Debris Line by Matthew FitzSimmons is a thriller set in Portugal and part of his Gibson Vaughan series. I might not have begun this book (on audio) if I’d realized this is the 4th book in that series, so that there’s already a lot of history between Vaughan and some of the other characters who are all on the run for some reason and currently hiding out in Portugal. In this book they are hosted by a crime boss who runs the Algarve region of that country, but their stay is threatened when the crime syndicate comes under attack from an unknown source. It’s a combination of cyberattack and drug smuggling, and the question is whether Vaughan’s hacking skills can save them all, or at least the Americans. There are other crimes being committed here, too, that will factor into the resolution of the story. The writing isn’t bad and it’s an enjoyable listen. I doubt that I’ll try to go back and read the earlier books in the series, though, and it might be my last by this author.
Hard Toward Home by C.D. Albin is a collection of short stories (Press 53, 2016) set in Arkansas. I don’t remember how or why I came to have this book, although I have a lot of books from this press (which has also published 3 of my own collections), but I might have picked it up because of the haunting cover. Anyway, the stories are quite good, dealing with the pressures of small-town life in the heartland. Some of the characters are teachers, like the author, others are farmers or retired blue-collar men who worked in construction or other trades. Real people, real conflicts. I’m a fan of endings that aren’t too neat, and Albin seems to prefer these also.

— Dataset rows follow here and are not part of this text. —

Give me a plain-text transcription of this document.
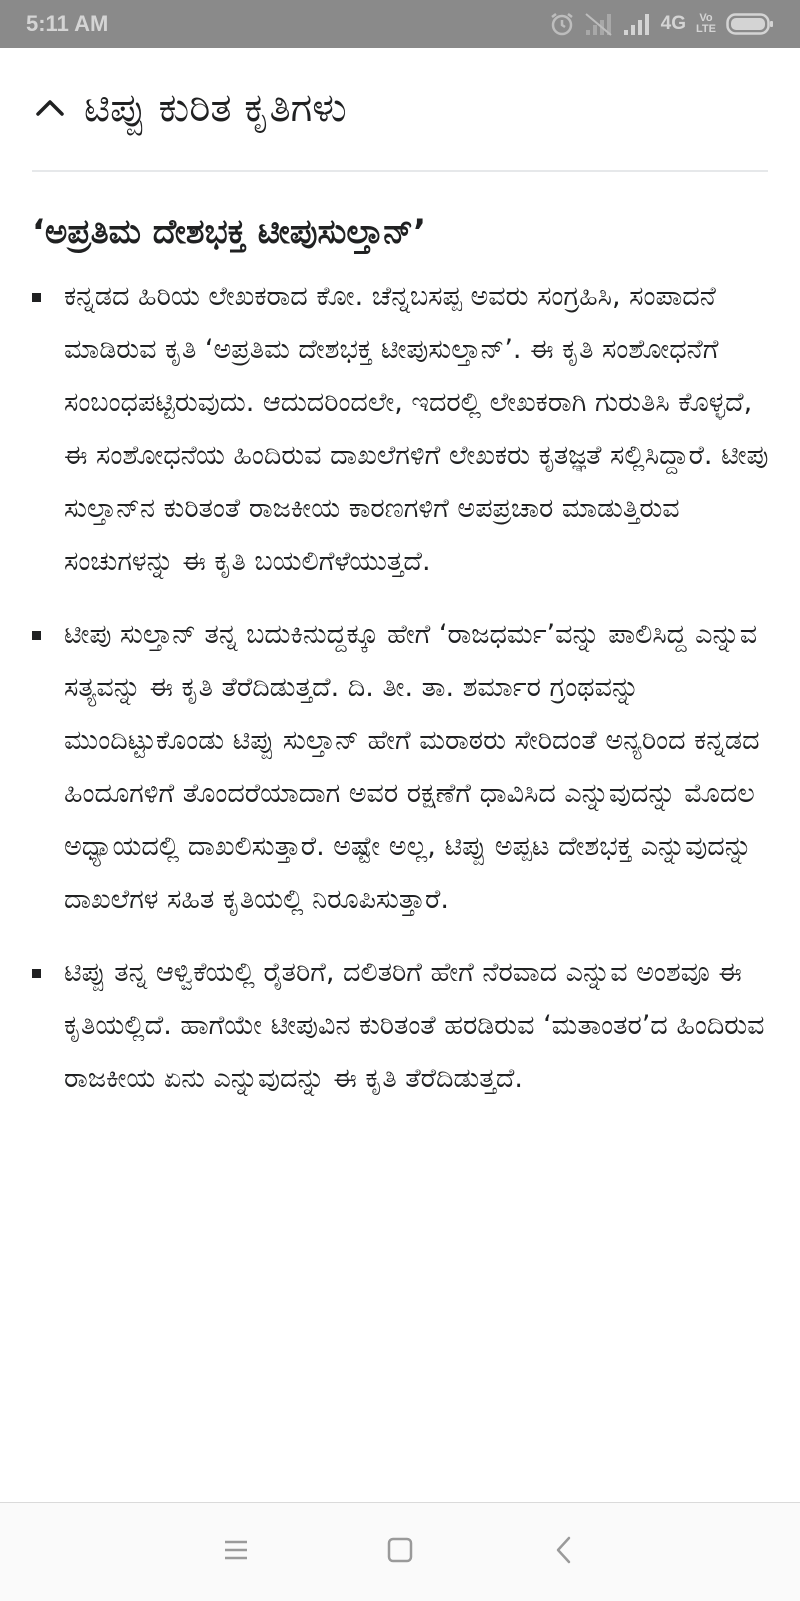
5:11 AM	4G	Vo
LTE
ಟಿಪ್ಪು ಕುರಿತ ಕೃತಿಗಳು
‘ಅಪ್ರತಿಮ ದೇಶಭಕ್ತ ಟೀಪುಸುಲ್ತಾನ್’
ಕನ್ನಡದ ಹಿರಿಯ ಲೇಖಕರಾದ ಕೋ. ಚೆನ್ನಬಸಪ್ಪ ಅವರು ಸಂಗ್ರಹಿಸಿ, ಸಂಪಾದನೆ ಮಾಡಿರುವ ಕೃತಿ ‘ಅಪ್ರತಿಮ ದೇಶಭಕ್ತ ಟೀಪುಸುಲ್ತಾನ್’. ಈ ಕೃತಿ ಸಂಶೋಧನೆಗೆ ಸಂಬಂಧಪಟ್ಟಿರುವುದು. ಆದುದರಿಂದಲೇ, ಇದರಲ್ಲಿ ಲೇಖಕರಾಗಿ ಗುರುತಿಸಿ ಕೊಳ್ಳದೆ, ಈ ಸಂಶೋಧನೆಯ ಹಿಂದಿರುವ ದಾಖಲೆಗಳಿಗೆ ಲೇಖಕರು ಕೃತಜ್ಞತೆ ಸಲ್ಲಿಸಿದ್ದಾರೆ. ಟೀಪು ಸುಲ್ತಾನ್‌ನ ಕುರಿತಂತೆ ರಾಜಕೀಯ ಕಾರಣಗಳಿಗೆ ಅಪಪ್ರಚಾರ ಮಾಡುತ್ತಿರುವ ಸಂಚುಗಳನ್ನು ಈ ಕೃತಿ ಬಯಲಿಗೆಳೆಯುತ್ತದೆ.
ಟೀಪು ಸುಲ್ತಾನ್ ತನ್ನ ಬದುಕಿನುದ್ದಕ್ಕೂ ಹೇಗೆ ‘ರಾಜಧರ್ಮ’ವನ್ನು ಪಾಲಿಸಿದ್ದ ಎನ್ನುವ ಸತ್ಯವನ್ನು ಈ ಕೃತಿ ತೆರೆದಿಡುತ್ತದೆ. ದಿ. ತೀ. ತಾ. ಶರ್ಮಾರ ಗ್ರಂಥವನ್ನು ಮುಂದಿಟ್ಟುಕೊಂಡು ಟಿಪ್ಪು ಸುಲ್ತಾನ್ ಹೇಗೆ ಮರಾಠರು ಸೇರಿದಂತೆ ಅನ್ಯರಿಂದ ಕನ್ನಡದ ಹಿಂದೂಗಳಿಗೆ ತೊಂದರೆಯಾದಾಗ ಅವರ ರಕ್ಷಣೆಗೆ ಧಾವಿಸಿದ ಎನ್ನುವುದನ್ನು ಮೊದಲ ಅಧ್ಯಾಯದಲ್ಲಿ ದಾಖಲಿಸುತ್ತಾರೆ. ಅಷ್ಟೇ ಅಲ್ಲ, ಟಿಪ್ಪು ಅಪ್ಪಟ ದೇಶಭಕ್ತ ಎನ್ನುವುದನ್ನು ದಾಖಲೆಗಳ ಸಹಿತ ಕೃತಿಯಲ್ಲಿ ನಿರೂಪಿಸುತ್ತಾರೆ.
ಟಿಪ್ಪು ತನ್ನ ಆಳ್ವಿಕೆಯಲ್ಲಿ ರೈತರಿಗೆ, ದಲಿತರಿಗೆ ಹೇಗೆ ನೆರವಾದ ಎನ್ನುವ ಅಂಶವೂ ಈ ಕೃತಿಯಲ್ಲಿದೆ. ಹಾಗೆಯೇ ಟೀಪುವಿನ ಕುರಿತಂತೆ ಹರಡಿರುವ ‘ಮತಾಂತರ’ದ ಹಿಂದಿರುವ ರಾಜಕೀಯ ಏನು ಎನ್ನುವುದನ್ನು ಈ ಕೃತಿ ತೆರೆದಿಡುತ್ತದೆ.
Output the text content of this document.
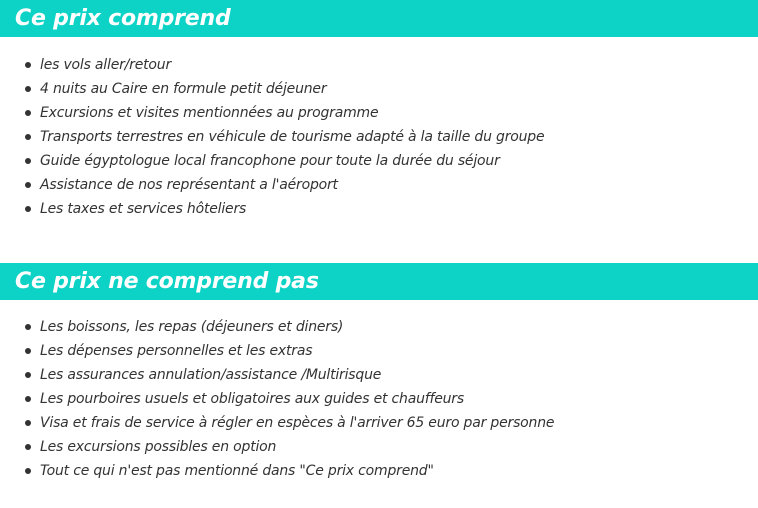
Ce prix comprend
les vols aller/retour
4 nuits au Caire en formule petit déjeuner
Excursions et visites mentionnées au programme
Transports terrestres en véhicule de tourisme adapté à la taille du groupe
Guide égyptologue local francophone pour toute la durée du séjour
Assistance de nos représentant a l'aéroport
Les taxes et services hôteliers
Ce prix ne comprend pas
Les boissons, les repas (déjeuners et diners)
Les dépenses personnelles et les extras
Les assurances annulation/assistance /Multirisque
Les pourboires usuels et obligatoires aux guides et chauffeurs
Visa et frais de service à régler en espèces à l'arriver 65 euro par personne
Les excursions possibles en option
Tout ce qui n'est pas mentionné dans "Ce prix comprend"
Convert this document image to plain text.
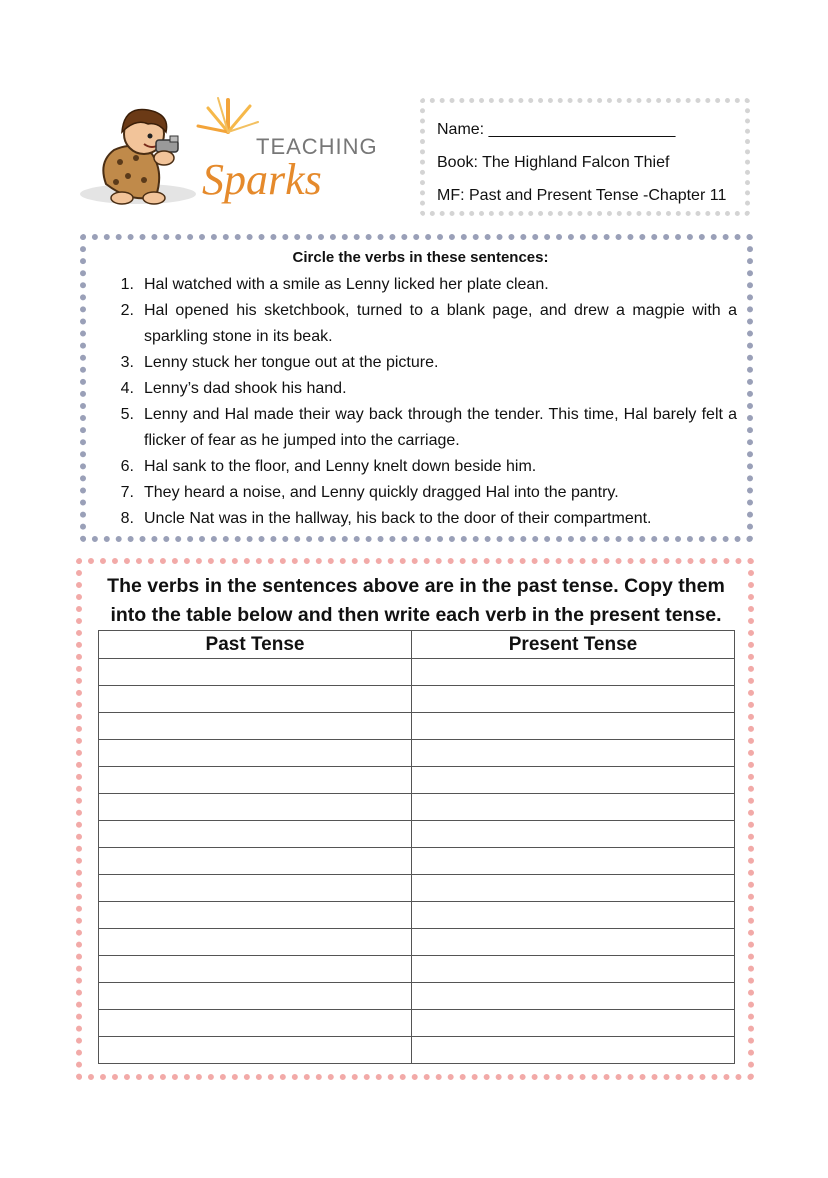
TEACHING
Sparks
Name: _____________________
Book: The Highland Falcon Thief
MF: Past and Present Tense -Chapter 11
Circle the verbs in these sentences:
1. Hal watched with a smile as Lenny licked her plate clean.
2. Hal opened his sketchbook, turned to a blank page, and drew a magpie with a sparkling stone in its beak.
3. Lenny stuck her tongue out at the picture.
4. Lenny’s dad shook his hand.
5. Lenny and Hal made their way back through the tender. This time, Hal barely felt a flicker of fear as he jumped into the carriage.
6. Hal sank to the floor, and Lenny knelt down beside him.
7. They heard a noise, and Lenny quickly dragged Hal into the pantry.
8. Uncle Nat was in the hallway, his back to the door of their compartment.
The verbs in the sentences above are in the past tense. Copy them
into the table below and then write each verb in the present tense.
Past Tense	Present Tense
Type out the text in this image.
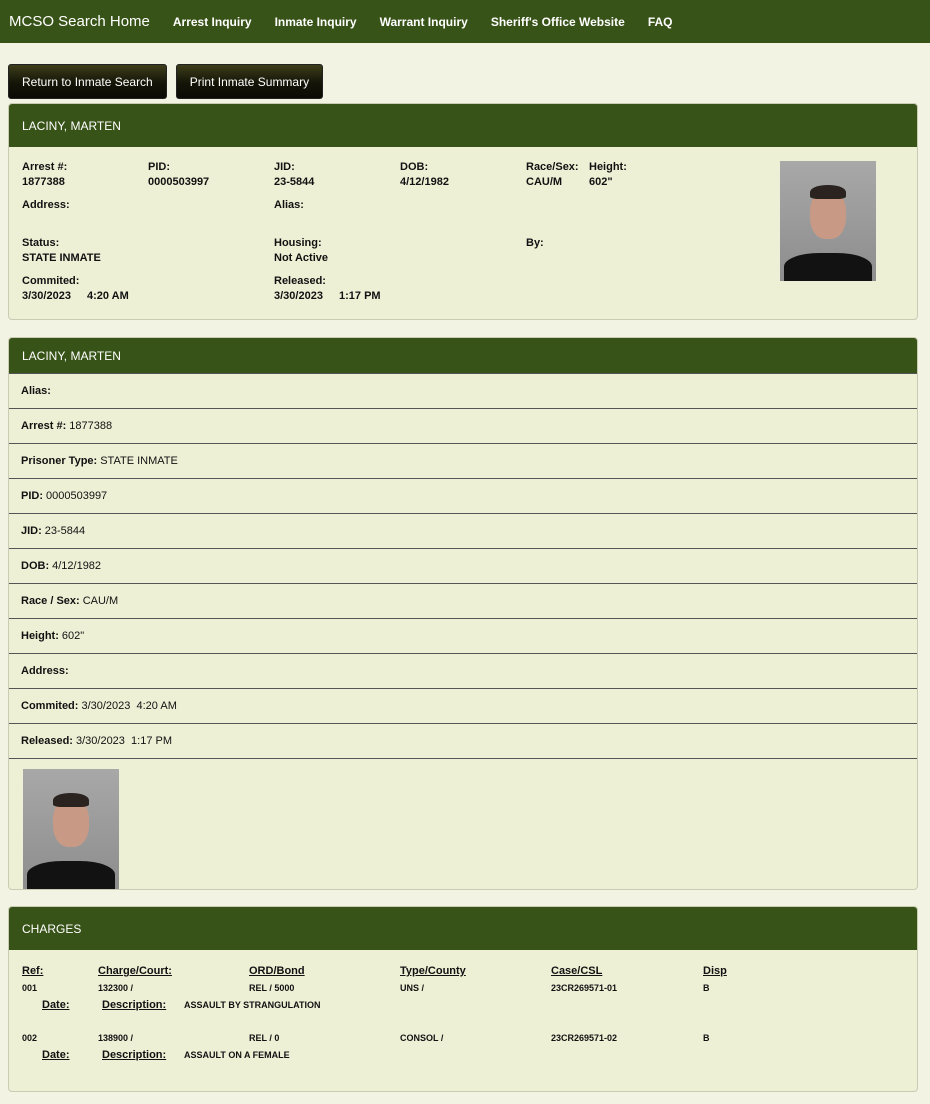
MCSO Search Home Arrest Inquiry Inmate Inquiry Warrant Inquiry Sheriff's Office Website FAQ
Return to Inmate Search	Print Inmate Summary
LACINY, MARTEN
Arrest #:
1877388
PID:
0000503997
JID:
23-5844
DOB:
4/12/1982
Race/Sex:
CAU/M
Height:
602"
Address:	Alias:
Status:
STATE INMATE
Housing:
Not Active
By:
Commited:
3/30/2023 4:20 AM
Released:
3/30/2023 1:17 PM
LACINY, MARTEN
Alias:
Arrest #: 1877388
Prisoner Type: STATE INMATE
PID: 0000503997
JID: 23-5844
DOB: 4/12/1982
Race / Sex: CAU/M
Height: 602"
Address:
Commited: 3/30/2023  4:20 AM
Released: 3/30/2023  1:17 PM
CHARGES
Ref:	Charge/Court:	ORD/Bond	Type/County	Case/CSL	Disp
001	132300 /	REL / 5000	UNS /	23CR269571-01	B
Date:	Description: ASSAULT BY STRANGULATION
002	138900 /	REL / 0	CONSOL /	23CR269571-02	B
Date:	Description: ASSAULT ON A FEMALE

The Roots of Wisdom by Zang Di, translated by Eleanor Goodman, is a bilingual book of modern Chinese poetry. I’m glad I have the bilingual edition because I am able to read (a little of) the original and learn from Goodman’s excellent translation. Unlike classical Chinese poetry, which I also enjoy, these poems are more recognizable in their form and subject matter. I became aware of Zang Di and Goodman when I attended an online reading at which Goodman appeared along with some other poets and translators. It was enjoyable and I ended up ordering several of the featured books. So, more to come in this vein at some point.
A Man’s Place by Annie Ernaux is the second book by this recent Nobel prize winner I’ve read in recent months, having picked them up while traveling in Europe late last fall. This one is a memoir (although the other one, Simple Passion, a novel, closely tracks a real event in her life). Writing about her father, Ernaux’s spare prose is highly revealing. The relationship between her and her father vacillates, which feels very real, and it’s interesting to read the story of an ordinary man in the French countryside who is just working hard to support his family, dealing with the various challenges that come his way trying to run a grocery and café.